You can extract metadata from the following file types:
•AVRO
•Compressed files
- TAR
- ZIP
•Delimited files
- CSV
- TSV
•JSON
•Microsoft Excel files
- Excel 97-2003 Workbook with XLS extension
- Excel Workbook with XLSX extension
- Excel Macro-Enabled Workbook with XLSM extension
•ORC
•Parquet
•TXT
•XML
•XSD
The following table lists the structures associated with the file types that you can extract metadata from:
File Type
Partition structure
AVRO
Single partition, multiple partitions, schema merge
CSV
Single partition, multiple partitions, schema merge
JSON
Single partition, multiple partitions, schema merge
Parquet
Single partition, multiple partitions, schema merge
XML
Single partition, multiple partitions, schema merge
You can extract workbooks, worksheets, and columns from Microsoft Excel files.

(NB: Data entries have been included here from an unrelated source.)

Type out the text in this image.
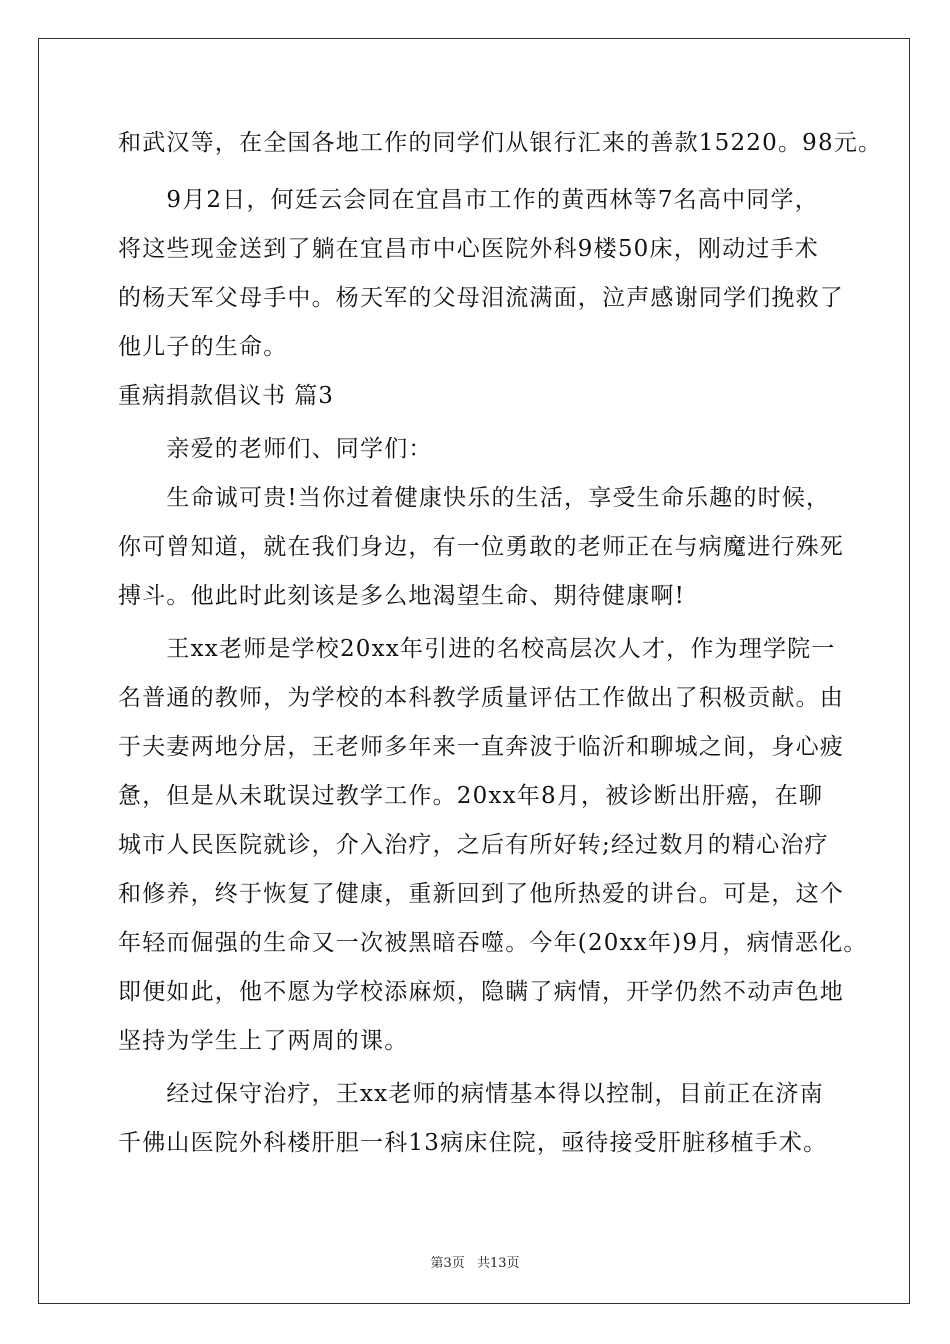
和武汉等，在全国各地工作的同学们从银行汇来的善款15220。98元。
　　9月2日，何廷云会同在宜昌市工作的黄西林等7名高中同学，
将这些现金送到了躺在宜昌市中心医院外科9楼50床，刚动过手术
的杨天军父母手中。杨天军的父母泪流满面，泣声感谢同学们挽救了
他儿子的生命。
重病捐款倡议书 篇3
　　亲爱的老师们、同学们：
　　生命诚可贵!当你过着健康快乐的生活，享受生命乐趣的时候，
你可曾知道，就在我们身边，有一位勇敢的老师正在与病魔进行殊死
搏斗。他此时此刻该是多么地渴望生命、期待健康啊!
　　王xx老师是学校20xx年引进的名校高层次人才，作为理学院一
名普通的教师，为学校的本科教学质量评估工作做出了积极贡献。由
于夫妻两地分居，王老师多年来一直奔波于临沂和聊城之间，身心疲
惫，但是从未耽误过教学工作。20xx年8月，被诊断出肝癌，在聊
城市人民医院就诊，介入治疗，之后有所好转;经过数月的精心治疗
和修养，终于恢复了健康，重新回到了他所热爱的讲台。可是，这个
年轻而倔强的生命又一次被黑暗吞噬。今年(20xx年)9月，病情恶化。
即便如此，他不愿为学校添麻烦，隐瞒了病情，开学仍然不动声色地
坚持为学生上了两周的课。
　　经过保守治疗，王xx老师的病情基本得以控制，目前正在济南
千佛山医院外科楼肝胆一科13病床住院，亟待接受肝脏移植手术。
第3页 共13页
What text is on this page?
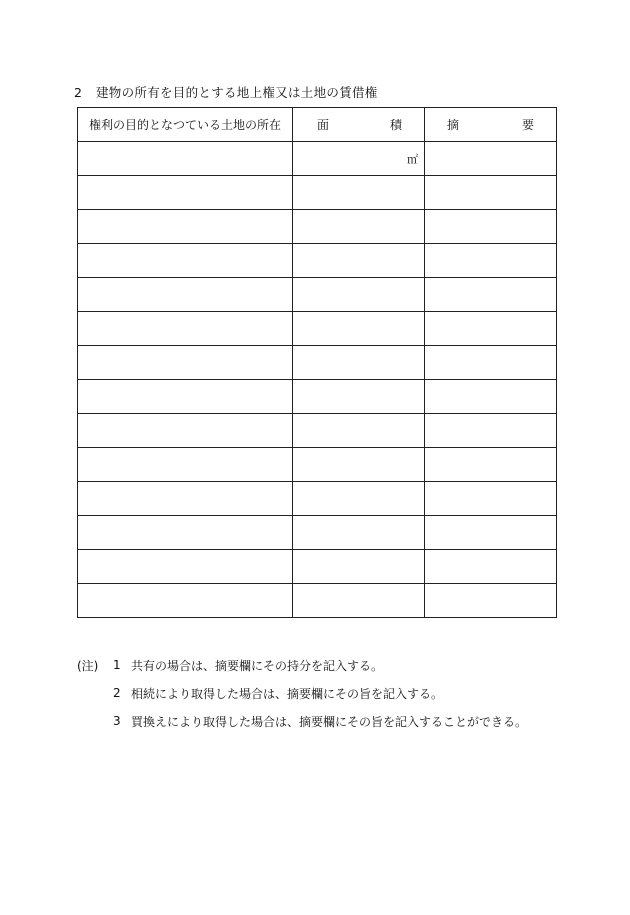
2 建物の所有を目的とする地上権又は土地の賃借権
権利の目的となつている土地の所在	面 積	摘 要

	㎡	

(注)	1 共有の場合は、摘要欄にその持分を記入する。
2 相続により取得した場合は、摘要欄にその旨を記入する。
3 買換えにより取得した場合は、摘要欄にその旨を記入することができる。
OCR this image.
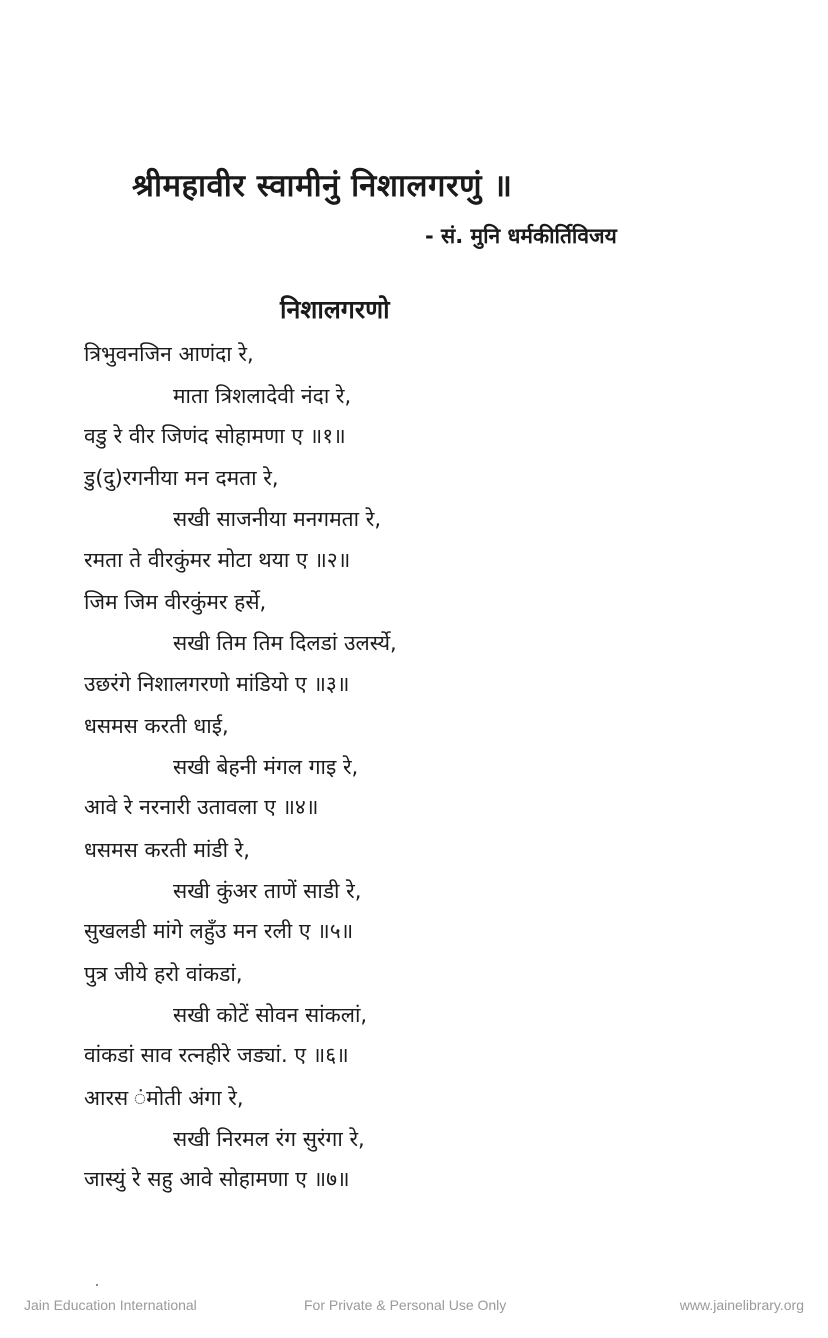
श्रीमहावीर स्वामीनुं निशालगरणुं ॥
- सं. मुनि धर्मकीर्तिविजय
निशालगरणो
त्रिभुवनजिन आणंदा रे,
माता त्रिशलादेवी नंदा रे,
वडु रे वीर जिणंद सोहामणा ए ॥१॥
डु(दु)रगनीया मन दमता रे,
सखी साजनीया मनगमता रे,
रमता ते वीरकुंमर मोटा थया ए ॥२॥
जिम जिम वीरकुंमर हर्से,
सखी तिम तिम दिलडां उलर्स्ये,
उछरंगे निशालगरणो मांडियो ए ॥३॥
धसमस करती धाई,
सखी बेहनी मंगल गाइ रे,
आवे रे नरनारी उतावला ए ॥४॥
धसमस करती मांडी रे,
सखी कुंअर ताणें साडी रे,
सुखलडी मांगे लहुँउ मन रली ए ॥५॥
पुत्र जीये हरो वांकडां,
सखी कोटें सोवन सांकलां,
वांकडां साव रत्नहीरे जड्यां. ए ॥६॥
आरस ंमोती अंगा रे,
सखी निरमल रंग सुरंगा रे,
जास्युं रे सहु आवे सोहामणा ए ॥७॥
Jain Education International	For Private & Personal Use Only	www.jainelibrary.org
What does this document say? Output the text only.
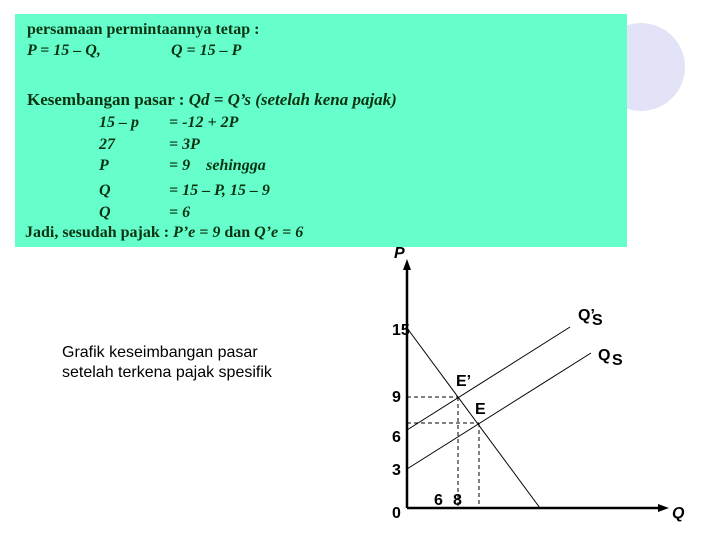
persamaan permintaannya tetap :
P = 15 – Q,	Q = 15 – P
Kesembangan pasar : Qd = Q’s (setelah kena pajak)
15 – p = -12 + 2P
27	= 3P
P	= 9    sehingga
Q	= 15 – P, 15 – 9
Q	= 6
Jadi, sesudah pajak : P’e = 9 dan Q’e = 6
Grafik keseimbangan pasar
setelah terkena pajak spesifik
P
Q
15
9
6
3
0
6 8
Q’
S
Q S
E’
E
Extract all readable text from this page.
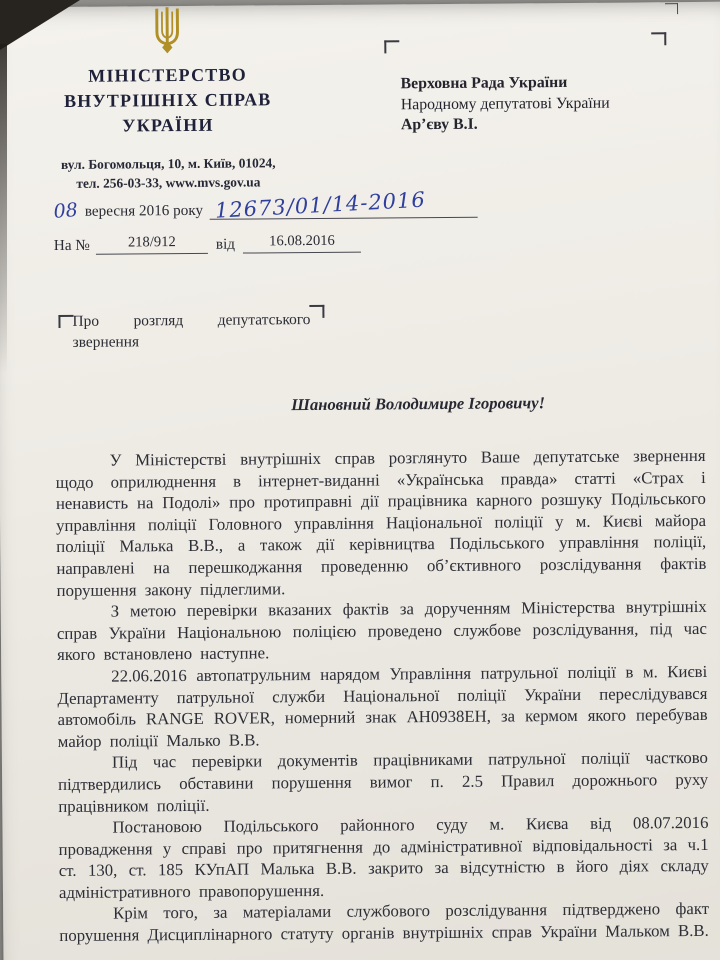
МІНІСТЕРСТВО
ВНУТРІШНІХ СПРАВ
УКРАЇНИ
вул. Богомольця, 10, м. Київ, 01024,
тел. 256-03-33, www.mvs.gov.ua
Верховна Рада України
Народному депутатові України
Ар’єву В.І.
08 вересня 2016 року 12673/01/14-2016
На №	218/912	від	16.08.2016
Про розгляд депутатського звернення
Шановний Володимире Ігоровичу!

У Міністерстві внутрішніх справ розглянуто Ваше депутатське звернення щодо оприлюднення в інтернет-виданні «Українська правда» статті «Страх і ненависть на Подолі» про протиправні дії працівника карного розшуку Подільського управління поліції Головного управління Національної поліції у м. Києві майора поліції Малька В.В., а також дії керівництва Подільського управління поліції, направлені на перешкоджання проведенню об’єктивного розслідування фактів порушення закону підлеглими.

З метою перевірки вказаних фактів за дорученням Міністерства внутрішніх справ України Національною поліцією проведено службове розслідування, під час якого встановлено наступне.

22.06.2016 автопатрульним нарядом Управління патрульної поліції в м. Києві Департаменту патрульної служби Національної поліції України переслідувався автомобіль RANGE ROVER, номерний знак АН0938ЕН, за кермом якого перебував майор поліції Малько В.В.

Під час перевірки документів працівниками патрульної поліції частково підтвердились обставини порушення вимог п. 2.5 Правил дорожнього руху працівником поліції.

Постановою Подільського районного суду м. Києва від 08.07.2016 провадження у справі про притягнення до адміністративної відповідальності за ч.1 ст. 130, ст. 185 КУпАП Малька В.В. закрито за відсутністю в його діях складу адміністративного правопорушення.

Крім того, за матеріалами службового розслідування підтверджено факт порушення Дисциплінарного статуту органів внутрішніх справ України Мальком В.В.
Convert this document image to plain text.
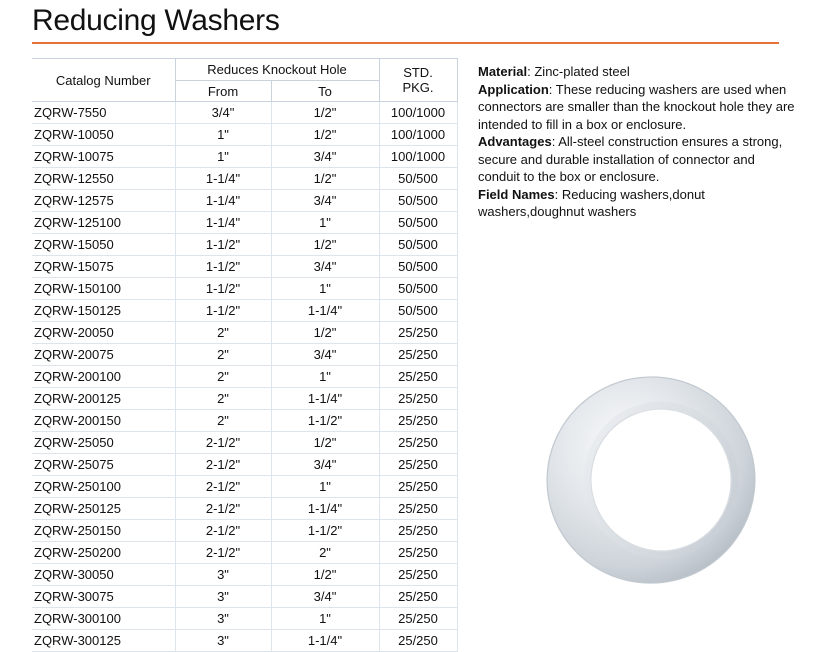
Reducing Washers
Catalog Number	Reduces Knockout Hole		STD.
PKG.

	From	To	
ZQRW-7550	3/4"	1/2"	100/1000
ZQRW-10050	1"	1/2"	100/1000
ZQRW-10075	1"	3/4"	100/1000
ZQRW-12550	1-1/4"	1/2"	50/500
ZQRW-12575	1-1/4"	3/4"	50/500
ZQRW-125100	1-1/4"	1"	50/500
ZQRW-15050	1-1/2"	1/2"	50/500
ZQRW-15075	1-1/2"	3/4"	50/500
ZQRW-150100	1-1/2"	1"	50/500
ZQRW-150125	1-1/2"	1-1/4"	50/500
ZQRW-20050	2"	1/2"	25/250
ZQRW-20075	2"	3/4"	25/250
ZQRW-200100	2"	1"	25/250
ZQRW-200125	2"	1-1/4"	25/250
ZQRW-200150	2"	1-1/2"	25/250
ZQRW-25050	2-1/2"	1/2"	25/250
ZQRW-25075	2-1/2"	3/4"	25/250
ZQRW-250100	2-1/2"	1"	25/250
ZQRW-250125	2-1/2"	1-1/4"	25/250
ZQRW-250150	2-1/2"	1-1/2"	25/250
ZQRW-250200	2-1/2"	2"	25/250
ZQRW-30050	3"	1/2"	25/250
ZQRW-30075	3"	3/4"	25/250
ZQRW-300100	3"	1"	25/250
ZQRW-300125	3"	1-1/4"	25/250

Material: Zinc-plated steel

Application: These reducing washers are used when connectors are smaller than the knockout hole they are intended to fill in a box or enclosure.

Advantages: All-steel construction ensures a strong, secure and durable installation of connector and conduit to the box or enclosure.

Field Names: Reducing washers,donut washers,doughnut washers
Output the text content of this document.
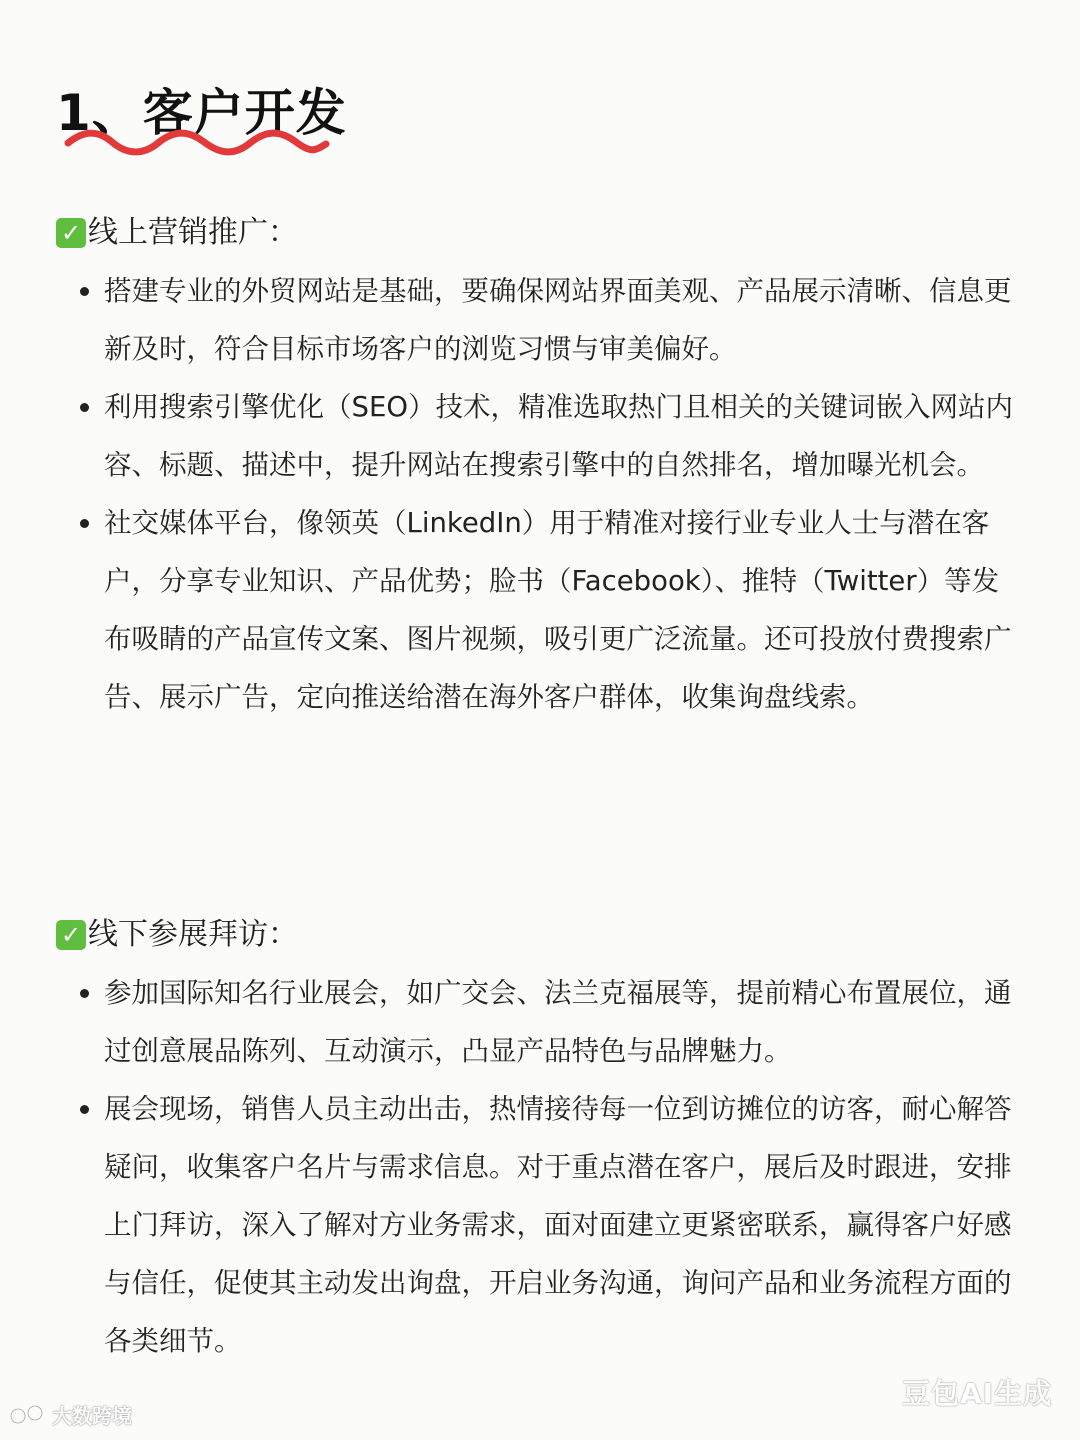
1、客户开发
✓ 线上营销推广：
搭建专业的外贸网站是基础，要确保网站界面美观、产品展示清晰、信息更新及时，符合目标市场客户的浏览习惯与审美偏好。
利用搜索引擎优化（SEO）技术，精准选取热门且相关的关键词嵌入网站内容、标题、描述中，提升网站在搜索引擎中的自然排名，增加曝光机会。
社交媒体平台，像领英（LinkedIn）用于精准对接行业专业人士与潜在客户，分享专业知识、产品优势；脸书（Facebook）、推特（Twitter）等发布吸睛的产品宣传文案、图片视频，吸引更广泛流量。还可投放付费搜索广告、展示广告，定向推送给潜在海外客户群体，收集询盘线索。
✓ 线下参展拜访：
参加国际知名行业展会，如广交会、法兰克福展等，提前精心布置展位，通过创意展品陈列、互动演示，凸显产品特色与品牌魅力。
展会现场，销售人员主动出击，热情接待每一位到访摊位的访客，耐心解答疑问，收集客户名片与需求信息。对于重点潜在客户，展后及时跟进，安排上门拜访，深入了解对方业务需求，面对面建立更紧密联系，赢得客户好感与信任，促使其主动发出询盘，开启业务沟通，询问产品和业务流程方面的各类细节。
大数跨境
豆包AI生成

You can extract metadata from XML and XSD file formats as XML file objects. Metadata Command Center extracts only elements and attributes from XML and XSD files. If the size of the XML file exceeds 100 KB, Metadata Command Center extracts metadata from the initial 100 KB of the file. However, for XSD file types, Metadata Command Center extracts complete metadata.
Data profiling for Amazon S3 objects
Configure data profiling to run profiles on the metadata extracted from an Amazon S3 source system. You can view the profiling statistics in Data Governance and Catalog.
You can run data profiles on the following objects:
•Avro
•CSV
•JSON
•Parquet
To run profiles on Avro, JSON, or Parquet files, connect to an advanced cluster.
For more information about advanced clusters, see Advanced Clusters in the Cloud Common Services help.
You can also run profiles on a Secure Agent installed on an Amazon EC2 instance on AWS that uses the Instance Metadata Service Version 2 (IMDSv2) method.
The data profiling task runs profiles on the following data types for Avro, CSV, JSON, and Parquet file formats:
File format
Data type
Avro
- INT
- STRING
CSV
- STRING
JSON
- ARRAY
- DOUBLE
- INTEGER
- OBJECT
- STRING
Parquet
- BOOLEAN
- INT32
- INT64
- FLOAT
- DOUBLE
- DATE
- DECIMAL
- STRING
Sampling type
You can run the data profiling task on all rows for an Amazon S3 source system.
Compatible connectors
Before you configure an Amazon S3 catalog source, you must connect to the Amazon S3 source system.
Use the Amazon S3 v2 connector to connect to the Amazon S3 source system.
For information about configuring a connection, see Connections.